The CDC recommends using a solution made from household laundry bleach by mixing:

  • 5 tablespoons (1/3 cup) bleach per gallon of water or
  • 4 teaspoons bleach per quart of water

Sodium hypochlorite bleach comes in varying strengths. Household bleach is typically 5.25% to 6% strength. The CDC recommendations for disinfection are based on household bleach of 6%. Industrial and swimming pool concentrations of sodium hypochlorite range from 10% to 12.5%, which is shown on the label. Whether the bleach strength is 6% or 12.5%, it should be noted that it is the exact same product, just at different strength. So, you can use your pool liquid sodium hypochlorite to make a disinfecting solution. When mixing pool strength sodium hypochlorite to water for a disinfecting solution simply cut the recommended CDC bleach dose in half.

Sodium hypochlorite bleach has been at the forefront of disease mitigation for centuries. It has been used to fight disease outbreaks from cholera in London in the 1800s to Hepatitis A in the streets of San Diego.

Keeping pools clean and clear during the shelter in place period is vital. Many families are stuck at home and children are out of school. Liquid sodium hypochlorite bleach is one of the most effective ways to keep the pool safe for swimmers. And now, according to health agencies, it is vital to keep outdoor and indoor surfaces free from the virus that causes COVID-19.

For pool pros who are facing struggles during this time, the ability to offer multiuse services such as power-washing outdoor surfaces or disinfecting patio furniture and outdoor kitchens can help to fill the gap through the shut down period.
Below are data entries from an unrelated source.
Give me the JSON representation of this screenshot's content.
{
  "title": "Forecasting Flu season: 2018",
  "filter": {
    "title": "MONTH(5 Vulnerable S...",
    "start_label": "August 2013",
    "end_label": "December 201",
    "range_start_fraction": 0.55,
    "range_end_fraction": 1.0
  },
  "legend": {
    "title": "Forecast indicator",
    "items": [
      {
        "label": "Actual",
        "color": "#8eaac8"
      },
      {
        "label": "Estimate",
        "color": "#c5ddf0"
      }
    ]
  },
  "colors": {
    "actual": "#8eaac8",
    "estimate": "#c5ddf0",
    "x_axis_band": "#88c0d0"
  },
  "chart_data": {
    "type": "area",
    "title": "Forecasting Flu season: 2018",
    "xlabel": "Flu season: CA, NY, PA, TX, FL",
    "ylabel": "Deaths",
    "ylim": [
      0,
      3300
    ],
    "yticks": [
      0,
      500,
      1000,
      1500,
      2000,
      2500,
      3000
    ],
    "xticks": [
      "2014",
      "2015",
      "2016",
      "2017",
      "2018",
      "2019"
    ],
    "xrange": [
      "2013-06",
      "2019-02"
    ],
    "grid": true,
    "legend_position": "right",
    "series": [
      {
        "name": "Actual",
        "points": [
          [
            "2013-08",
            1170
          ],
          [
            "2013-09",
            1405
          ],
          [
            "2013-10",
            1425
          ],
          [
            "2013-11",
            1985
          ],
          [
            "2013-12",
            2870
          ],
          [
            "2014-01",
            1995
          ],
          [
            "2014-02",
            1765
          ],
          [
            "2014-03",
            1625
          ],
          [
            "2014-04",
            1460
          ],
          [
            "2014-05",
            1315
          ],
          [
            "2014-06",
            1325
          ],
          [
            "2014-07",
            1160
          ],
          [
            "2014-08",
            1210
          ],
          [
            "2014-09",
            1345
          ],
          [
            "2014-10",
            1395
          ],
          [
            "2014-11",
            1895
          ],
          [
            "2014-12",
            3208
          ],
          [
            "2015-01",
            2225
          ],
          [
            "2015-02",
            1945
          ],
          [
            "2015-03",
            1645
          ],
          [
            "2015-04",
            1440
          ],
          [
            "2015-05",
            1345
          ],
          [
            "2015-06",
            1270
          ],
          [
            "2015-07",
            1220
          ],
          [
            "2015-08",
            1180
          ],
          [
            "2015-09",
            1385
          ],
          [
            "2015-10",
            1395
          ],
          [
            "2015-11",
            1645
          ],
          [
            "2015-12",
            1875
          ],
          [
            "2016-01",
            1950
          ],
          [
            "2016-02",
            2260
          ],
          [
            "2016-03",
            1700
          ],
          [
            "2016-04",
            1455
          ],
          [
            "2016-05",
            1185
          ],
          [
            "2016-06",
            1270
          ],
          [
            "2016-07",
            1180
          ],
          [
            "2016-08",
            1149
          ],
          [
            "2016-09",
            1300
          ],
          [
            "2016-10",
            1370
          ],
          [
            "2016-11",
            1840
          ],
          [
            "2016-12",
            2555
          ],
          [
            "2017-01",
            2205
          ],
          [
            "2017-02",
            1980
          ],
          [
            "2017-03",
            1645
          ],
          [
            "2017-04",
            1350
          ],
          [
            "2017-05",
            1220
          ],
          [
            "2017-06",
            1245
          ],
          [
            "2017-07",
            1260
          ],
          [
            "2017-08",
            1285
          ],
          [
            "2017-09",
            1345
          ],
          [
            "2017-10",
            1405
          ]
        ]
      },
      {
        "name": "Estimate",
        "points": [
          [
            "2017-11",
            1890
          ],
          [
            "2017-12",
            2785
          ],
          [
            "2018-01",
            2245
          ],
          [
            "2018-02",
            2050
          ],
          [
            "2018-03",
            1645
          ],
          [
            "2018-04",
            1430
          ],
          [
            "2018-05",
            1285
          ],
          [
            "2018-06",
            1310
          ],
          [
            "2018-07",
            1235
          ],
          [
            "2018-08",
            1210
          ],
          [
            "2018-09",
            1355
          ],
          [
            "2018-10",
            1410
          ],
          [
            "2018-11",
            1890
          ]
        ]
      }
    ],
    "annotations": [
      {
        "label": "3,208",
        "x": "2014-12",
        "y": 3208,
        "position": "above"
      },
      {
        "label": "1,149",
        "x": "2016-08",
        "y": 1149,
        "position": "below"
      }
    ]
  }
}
Any service that provides sanitization for the upkeep of residences is considered an essential service according to the Cybersecurity and Infrastructure Security Agency’s list of Essential Critical Infrastructure Workers. Being able to offer services that help keep homes safe and clean is a definite game changer. Liquid sodium hypochlorite bleach can be the perfect tool for the professional pool pro.